07-written-communication

Professor Shannon Ellis

UC San Diego
COGS 137 - Fall 2024

2024-10-24

Effective Written Communication

Q&A

Q: I am confused on how to draw meaning from the combined data visualizations because I don’t understand what difference between variables like thc and thcooh are (and the other compounds).
A: This is something I want groups to discuss/look into! And, we’ll discuss more of this today. But, also, check out this piazza post.

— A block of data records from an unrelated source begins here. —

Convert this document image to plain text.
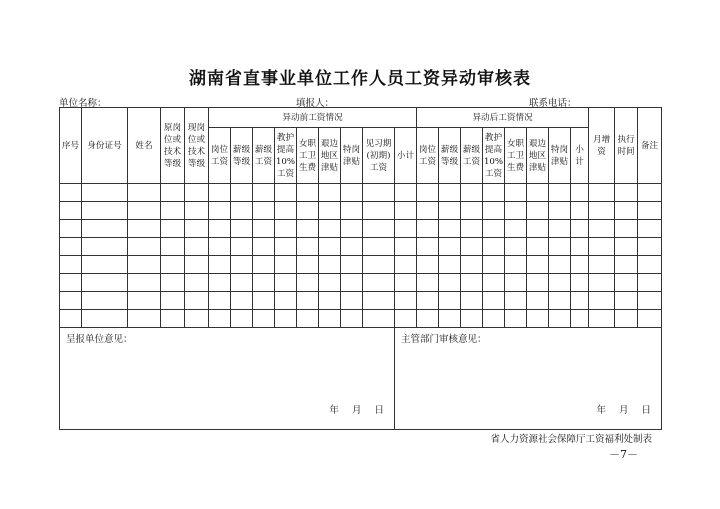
湖南省直事业单位工作人员工资异动审核表
单位名称：	填报人：	联系电话：
序号	身份证号	姓名	原岗位或技术等级	现岗位或技术等级	异动前工资情况									异动后工资情况								月增资	执行时间	备注
					岗位工资	薪级等级	薪级工资	教护提高10%工资	女职工卫生费	艰边地区津贴	特岗津贴	见习期(初期)工资	小计	岗位工资	薪级等级	薪级工资	教护提高10%工资	女职工卫生费	艰边地区津贴	特岗津贴	小计			

呈报单位意见：
年 月 日													主管部门审核意见：
年 月 日											
省人力资源社会保障厅工资福利处制表
－7－
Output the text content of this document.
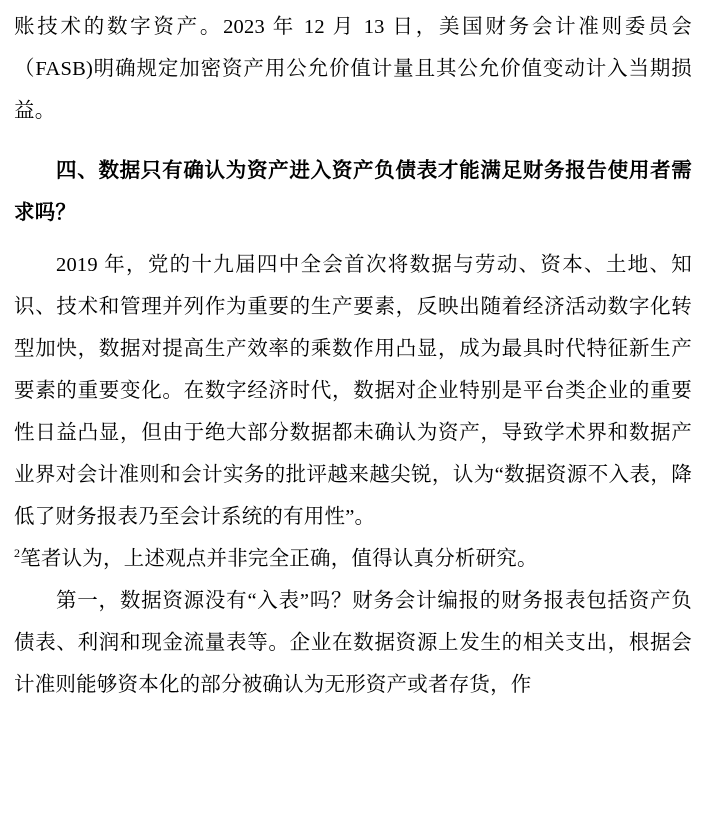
账技术的数字资产。2023 年 12 月 13 日，美国财务会计准则委员会（FASB)明确规定加密资产用公允价值计量且其公允价值变动计入当期损益。

四、数据只有确认为资产进入资产负债表才能满足财务报告使用者需求吗？

2019 年，党的十九届四中全会首次将数据与劳动、资本、土地、知识、技术和管理并列作为重要的生产要素，反映出随着经济活动数字化转型加快，数据对提高生产效率的乘数作用凸显，成为最具时代特征新生产要素的重要变化。在数字经济时代，数据对企业特别是平台类企业的重要性日益凸显，但由于绝大部分数据都未确认为资产，导致学术界和数据产业界对会计准则和会计实务的批评越来越尖锐，认为“数据资源不入表，降低了财务报表乃至会计系统的有用性”。

$^2$笔者认为，上述观点并非完全正确，值得认真分析研究。

第一，数据资源没有“入表”吗？财务会计编报的财务报表包括资产负债表、利润和现金流量表等。企业在数据资源上发生的相关支出，根据会计准则能够资本化的部分被确认为无形资产或者存货，作
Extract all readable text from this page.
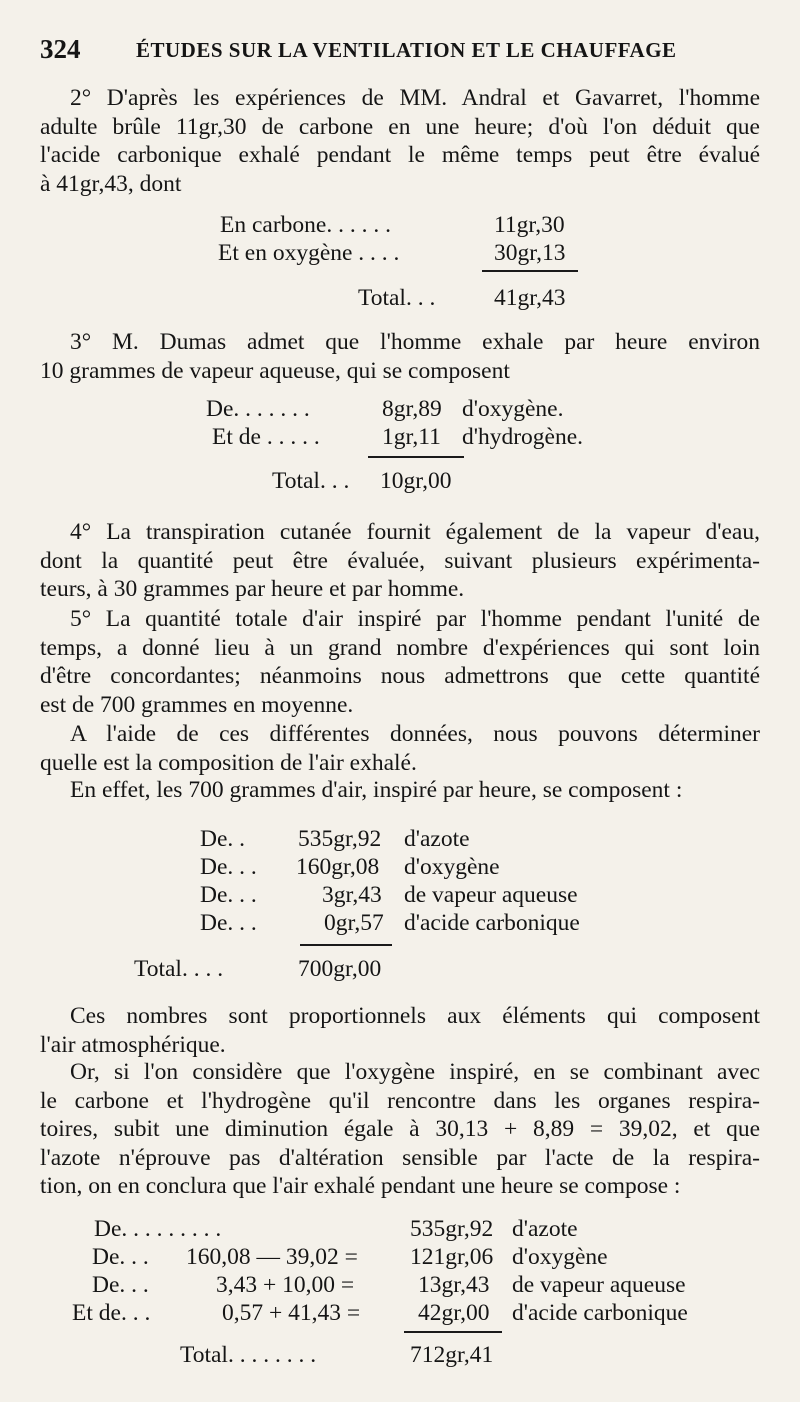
324

	ÉTUDES SUR LA VENTILATION ET LE CHAUFFAGE

2° D'après les expériences de MM. Andral et Gavarret, l'homme
adulte brûle 11gr,30 de carbone en une heure; d'où l'on déduit que
l'acide carbonique exhalé pendant le même temps peut être évalué
à 41gr,43, dont
En carbone. . . . . .	11gr,30
Et en oxygène . . . .	30gr,13
Total. . . 41gr,43
3° M. Dumas admet que l'homme exhale par heure environ
10 grammes de vapeur aqueuse, qui se composent
De. . . . . . .	8gr,89 d'oxygène.
Et de . . . . .	1gr,11 d'hydrogène.
Total. . . 10gr,00
4° La transpiration cutanée fournit également de la vapeur d'eau,
dont la quantité peut être évaluée, suivant plusieurs expérimenta-
teurs, à 30 grammes par heure et par homme.
5° La quantité totale d'air inspiré par l'homme pendant l'unité de
temps, a donné lieu à un grand nombre d'expériences qui sont loin
d'être concordantes; néanmoins nous admettrons que cette quantité
est de 700 grammes en moyenne.
A l'aide de ces différentes données, nous pouvons déterminer
quelle est la composition de l'air exhalé.
En effet, les 700 grammes d'air, inspiré par heure, se composent :
De. . 535gr,92 d'azote
De. . . 160gr,08 d'oxygène
De. . .	3gr,43 de vapeur aqueuse
De. . .	0gr,57 d'acide carbonique
Total. . . .	700gr,00
Ces nombres sont proportionnels aux éléments qui composent
l'air atmosphérique.
Or, si l'on considère que l'oxygène inspiré, en se combinant avec
le carbone et l'hydrogène qu'il rencontre dans les organes respira-
toires, subit une diminution égale à 30,13 + 8,89 = 39,02, et que
l'azote n'éprouve pas d'altération sensible par l'acte de la respira-
tion, on en conclura que l'air exhalé pendant une heure se compose :
De. . . . . . . . .	535gr,92 d'azote
De. . . 160,08 — 39,02 = 121gr,06 d'oxygène
De. . .	3,43 + 10,00 =	13gr,43 de vapeur aqueuse
Et de. . .	0,57 + 41,43 = 42gr,00 d'acide carbonique
Total. . . . . . . .	712gr,41
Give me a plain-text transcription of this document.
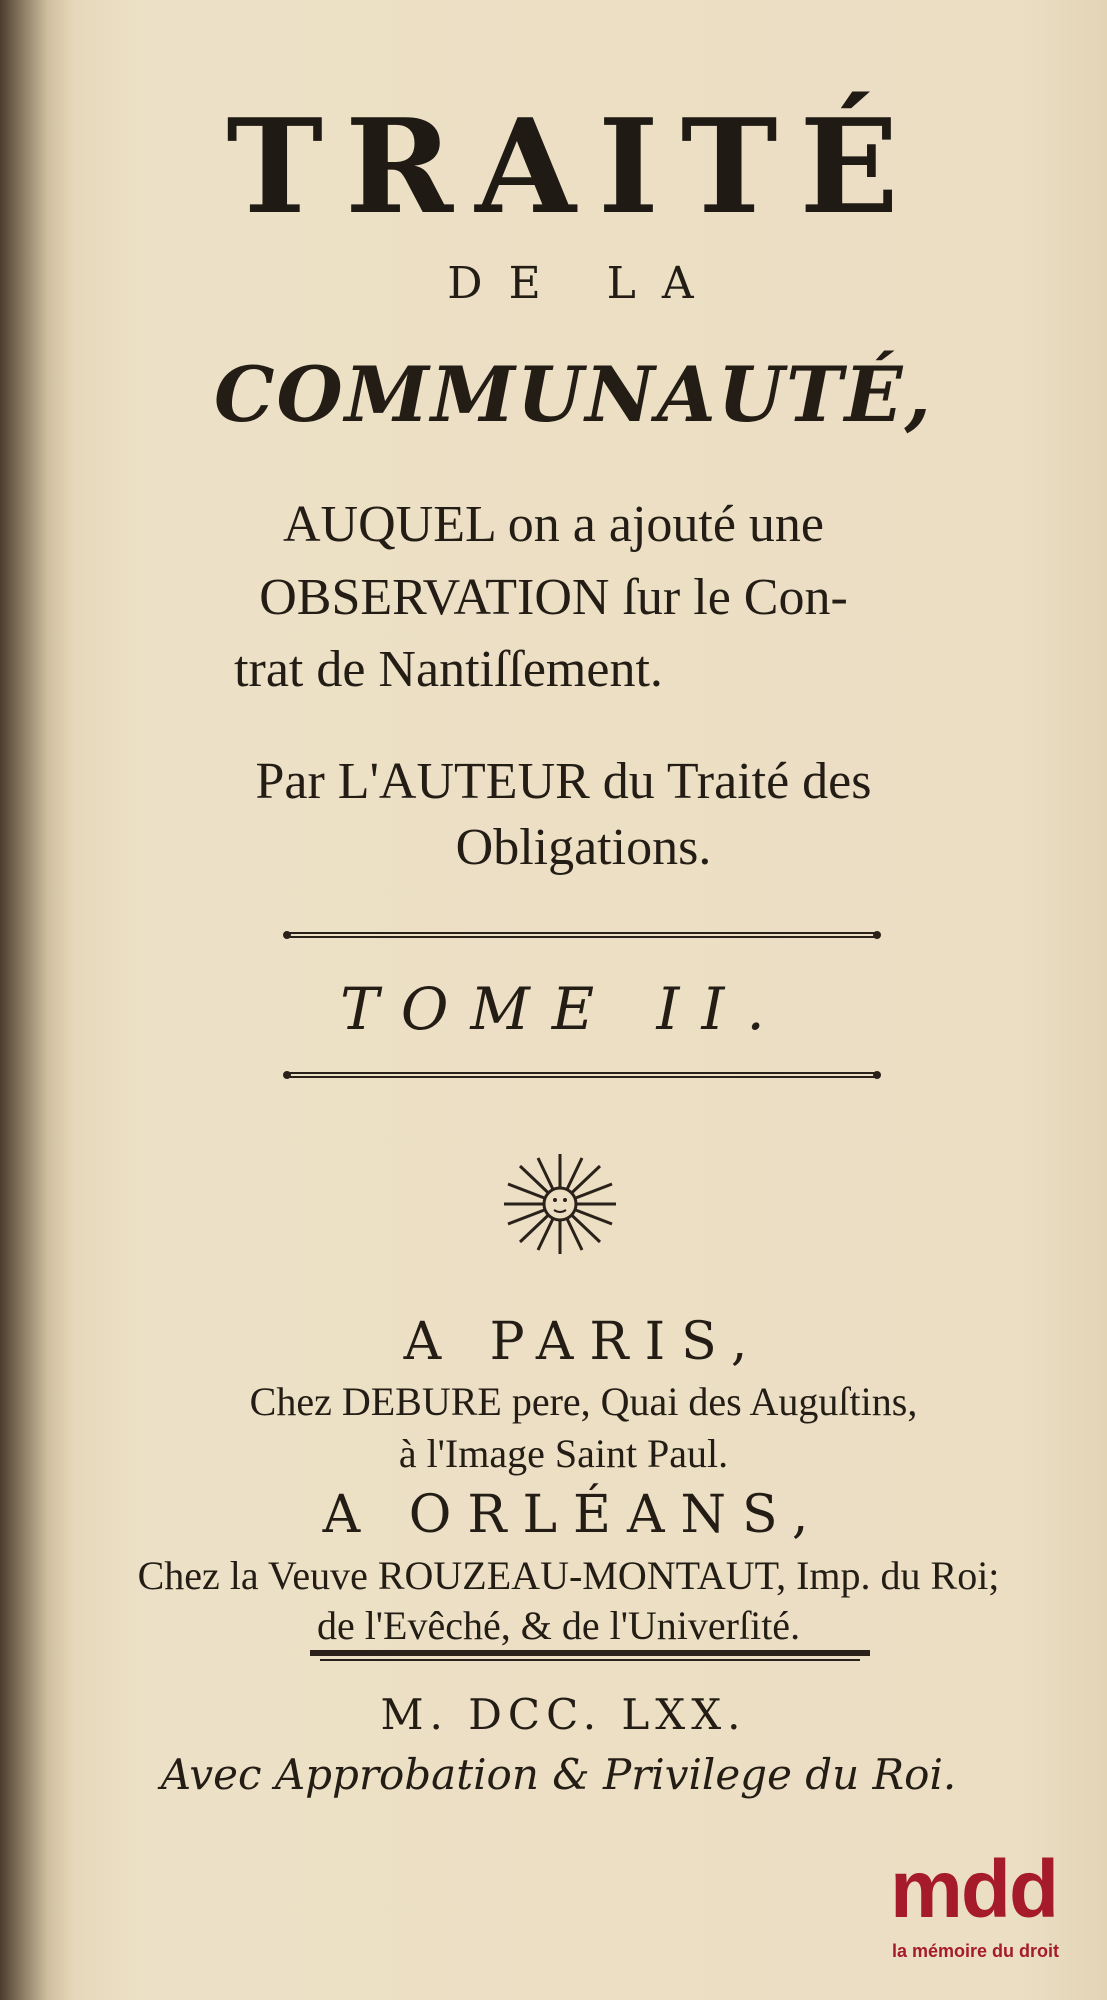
TRAITÉ
DE LA
COMMUNAUTÉ,
AUQUEL on a ajouté une
OBSERVATION ſur le Con-
trat de Nantiſſement.
Par L'AUTEUR du Traité des
Obligations.
TOME II.
A PARIS,
Chez DEBURE pere, Quai des Auguſtins,
à l'Image Saint Paul.
A ORLÉANS,
Chez la Veuve ROUZEAU-MONTAUT, Imp. du Roi;
de l'Evêché, & de l'Univerſité.
M. DCC. LXX.
Avec Approbation & Privilege du Roi.
mdd
la mémoire du droit
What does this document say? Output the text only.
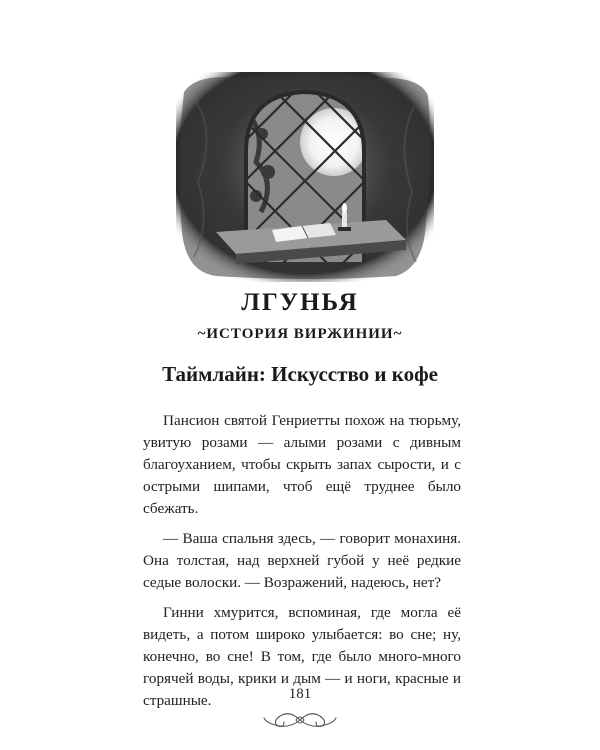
ЛГУНЬЯ
~ИСТОРИЯ ВИРЖИНИИ~
Таймлайн: Искусство и кофе

Пансион святой Генриетты похож на тюрьму, увитую розами — алыми розами с дивным благоуханием, чтобы скрыть запах сырости, и с острыми шипами, чтоб ещё труднее было сбежать.

— Ваша спальня здесь, — говорит монахиня. Она толстая, над верхней губой у неё редкие седые волоски. — Возражений, надеюсь, нет?

Гинни хмурится, вспоминая, где могла её видеть, а потом широко улыбается: во сне; ну, конечно, во сне! В том, где было много-много горячей воды, крики и дым — и ноги, красные и страшные.	181
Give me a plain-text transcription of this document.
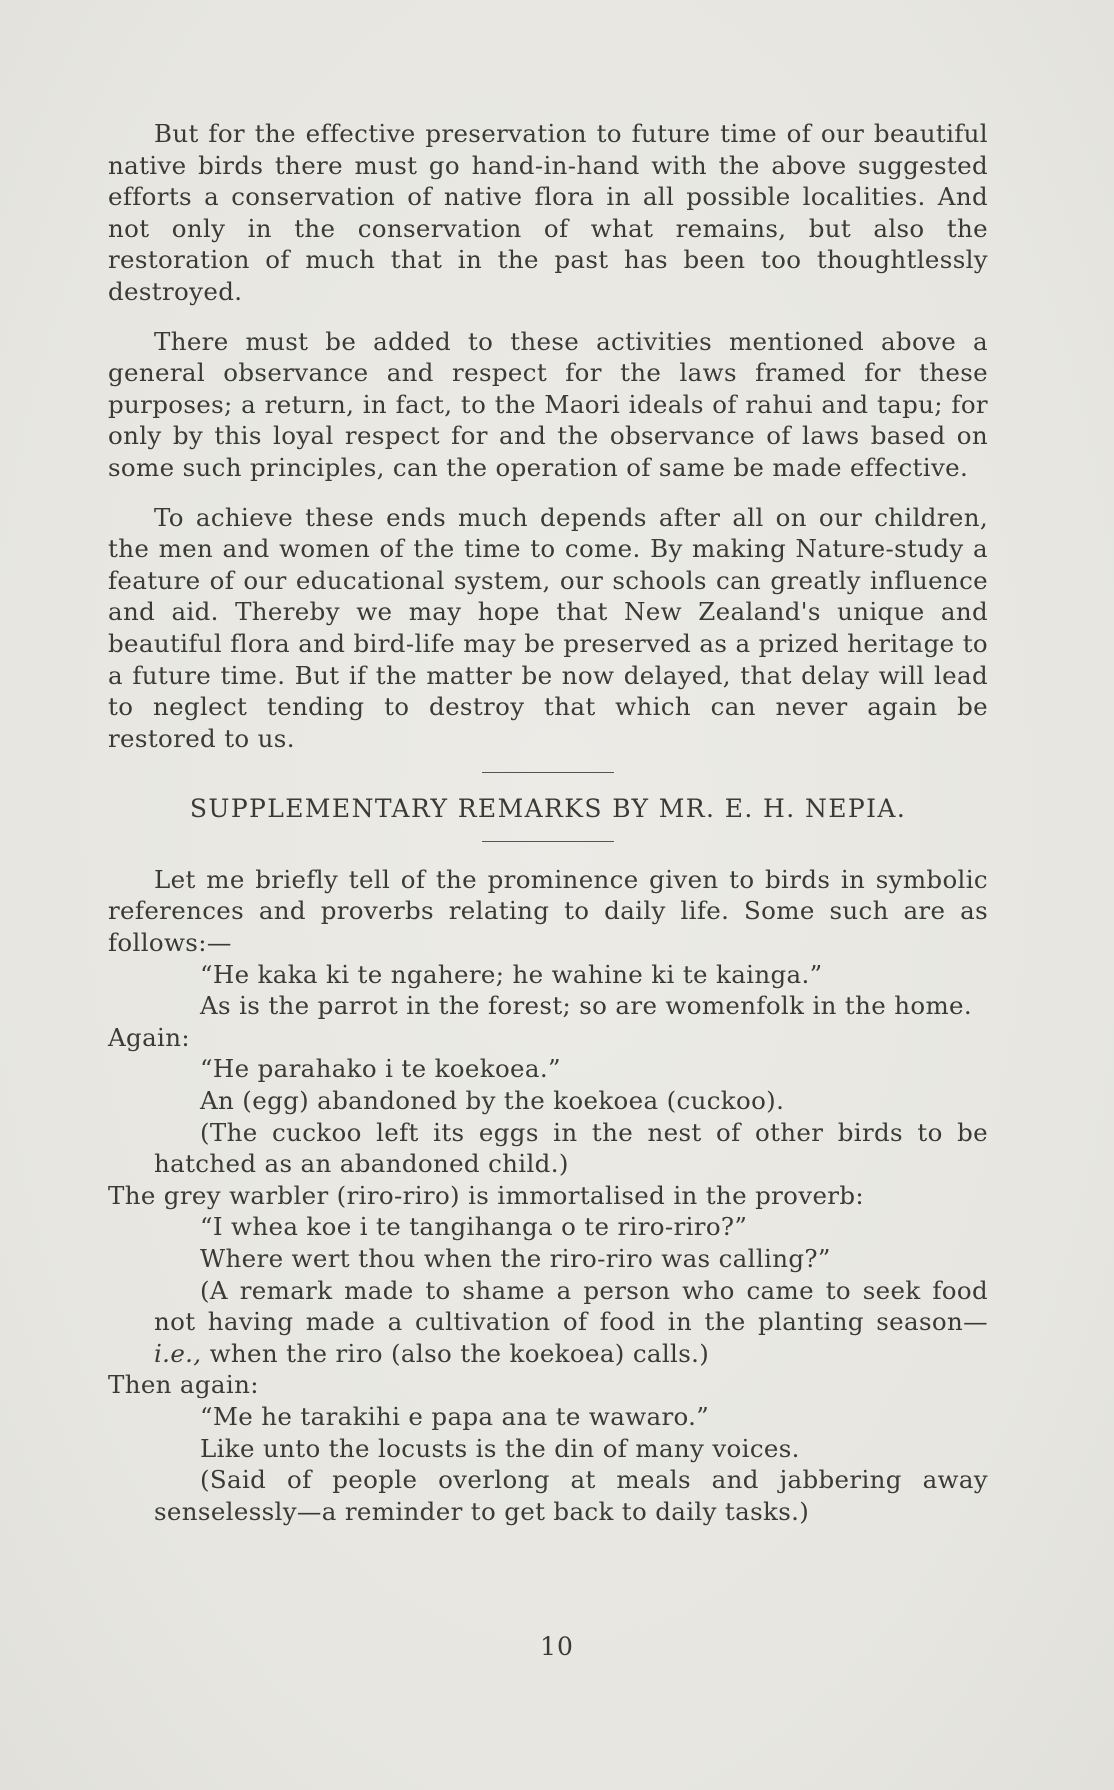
But for the effective preservation to future time of our beautiful native birds there must go hand-in-hand with the above suggested efforts a conservation of native flora in all possible localities. And not only in the conservation of what remains, but also the restoration of much that in the past has been too thoughtlessly destroyed.

There must be added to these activities mentioned above a general observance and respect for the laws framed for these purposes; a return, in fact, to the Maori ideals of rahui and tapu; for only by this loyal respect for and the observance of laws based on some such principles, can the operation of same be made effective.

To achieve these ends much depends after all on our children, the men and women of the time to come. By making Nature-study a feature of our educational system, our schools can greatly influence and aid. Thereby we may hope that New Zealand's unique and beautiful flora and bird-life may be preserved as a prized heritage to a future time. But if the matter be now delayed, that delay will lead to neglect tending to destroy that which can never again be restored to us.

SUPPLEMENTARY REMARKS BY MR. E. H. NEPIA.

Let me briefly tell of the prominence given to birds in symbolic references and proverbs relating to daily life. Some such are as follows:—

“He kaka ki te ngahere; he wahine ki te kainga.”

As is the parrot in the forest; so are womenfolk in the home.

Again:

“He parahako i te koekoea.”

An (egg) abandoned by the koekoea (cuckoo).

(The cuckoo left its eggs in the nest of other birds to be hatched as an abandoned child.)

The grey warbler (riro-riro) is immortalised in the proverb:

“I whea koe i te tangihanga o te riro-riro?”

Where wert thou when the riro-riro was calling?”

(A remark made to shame a person who came to seek food not having made a cultivation of food in the planting season—i.e., when the riro (also the koekoea) calls.)

Then again:

“Me he tarakihi e papa ana te wawaro.”

Like unto the locusts is the din of many voices.

(Said of people overlong at meals and jabbering away senselessly—a reminder to get back to daily tasks.)

10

Q: Would sensitivity and specificity be related to type I and type II errors?
A: Yes! Type I Error (measured as 1-Specificity) is known as the false positive rate. Type II Error (1- Sensitivity) is also known as the false negative rate. These concepts are directly related.

[ad] CSS Masters Program

About the CSS MS Program:

UC San Diego’s one-year M.S. in Computational Social Science combines coursework approaches and formal models across social science disciplines with modern computational data analysis techniques. With a hands-on curriculum involving a summer bootcamp, core foundational training, in-depth electives across fields, and a portfolio-building capstone project, this program provides substantive and wide-ranging practice applying skill sets to real-world problems preparing graduates for careers in industry, public policy, education, non-profits, or for further academic study in a Ph.D. program.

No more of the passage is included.